Other than that, it looks like a good start. I bet you'll find that the client domain (graphs leading to "clients") is more complex than you've modeled, but don't go overboard with that until you've got some real data to guide you.
A few things came to mind:
The tables seemed geared to reporting, but not really running the business. I would think when a client signs up, there's essentially an order being placed for the client attending a list of sessions, and that order might be for multiple employees in one company. It would seem an "order" table would really be at the center of your system and driving your data capture and eventual reporting. (Compare the paper documents you've been using to run the business with your database design to see if there's a logical match.)

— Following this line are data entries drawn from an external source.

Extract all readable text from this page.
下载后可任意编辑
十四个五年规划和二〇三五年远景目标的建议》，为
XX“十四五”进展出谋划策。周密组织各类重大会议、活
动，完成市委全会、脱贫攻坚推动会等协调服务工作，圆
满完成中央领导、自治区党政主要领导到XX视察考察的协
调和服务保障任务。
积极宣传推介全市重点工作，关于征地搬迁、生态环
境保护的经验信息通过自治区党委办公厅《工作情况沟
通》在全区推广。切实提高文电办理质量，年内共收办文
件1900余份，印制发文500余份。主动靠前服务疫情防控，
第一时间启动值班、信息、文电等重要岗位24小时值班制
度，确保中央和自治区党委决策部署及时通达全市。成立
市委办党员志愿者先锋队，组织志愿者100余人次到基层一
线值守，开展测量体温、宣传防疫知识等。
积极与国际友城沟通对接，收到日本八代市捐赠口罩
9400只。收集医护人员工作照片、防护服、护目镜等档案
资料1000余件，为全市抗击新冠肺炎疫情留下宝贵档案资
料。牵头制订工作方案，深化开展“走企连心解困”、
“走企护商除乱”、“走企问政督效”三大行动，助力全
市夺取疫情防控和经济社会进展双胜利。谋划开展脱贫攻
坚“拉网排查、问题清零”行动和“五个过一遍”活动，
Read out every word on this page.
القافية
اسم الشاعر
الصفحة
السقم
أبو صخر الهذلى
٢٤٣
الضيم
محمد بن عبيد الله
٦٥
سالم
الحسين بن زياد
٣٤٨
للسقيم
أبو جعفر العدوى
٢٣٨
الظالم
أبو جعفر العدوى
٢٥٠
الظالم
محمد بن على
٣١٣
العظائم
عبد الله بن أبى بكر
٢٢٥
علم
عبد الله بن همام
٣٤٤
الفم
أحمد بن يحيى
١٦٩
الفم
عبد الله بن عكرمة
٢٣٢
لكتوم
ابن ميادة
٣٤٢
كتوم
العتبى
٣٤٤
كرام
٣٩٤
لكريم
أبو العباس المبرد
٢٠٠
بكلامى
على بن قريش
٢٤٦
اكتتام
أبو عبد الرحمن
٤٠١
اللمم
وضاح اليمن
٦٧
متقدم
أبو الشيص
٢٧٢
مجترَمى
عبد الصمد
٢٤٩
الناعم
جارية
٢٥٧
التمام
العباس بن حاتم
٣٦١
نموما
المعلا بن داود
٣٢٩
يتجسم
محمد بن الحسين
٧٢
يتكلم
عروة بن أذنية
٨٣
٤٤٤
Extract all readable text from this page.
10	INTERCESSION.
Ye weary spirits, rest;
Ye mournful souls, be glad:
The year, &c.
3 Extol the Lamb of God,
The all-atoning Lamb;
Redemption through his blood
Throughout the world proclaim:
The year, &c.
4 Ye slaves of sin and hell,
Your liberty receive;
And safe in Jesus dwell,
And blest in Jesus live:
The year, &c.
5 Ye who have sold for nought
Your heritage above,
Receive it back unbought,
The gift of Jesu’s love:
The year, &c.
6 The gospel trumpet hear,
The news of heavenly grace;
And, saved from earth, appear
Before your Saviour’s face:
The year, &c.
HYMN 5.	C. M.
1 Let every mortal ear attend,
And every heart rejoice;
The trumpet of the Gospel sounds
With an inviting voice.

Companies often don't have divisions. Employees sometimes change divisions/departments, maybe even mid-session. Companies sometimes add/delete/rename divisions/departments. Make sure the possible realtime changing contents of your tables doesn't make subsequent reporting/grouping difficult. With so much contact data split over so many tables, you might have to enforce very strict data entry validation to keep your reports meaningful and inclusive. Eg, when a new client is added, making sure his company/division/department/city match the same values as his coworkers.
The "packs" concept isn't clear at all.
Since you indicate it's a small business, it would be surprising if performance would be an issue, considering the speed and capacity of current machines.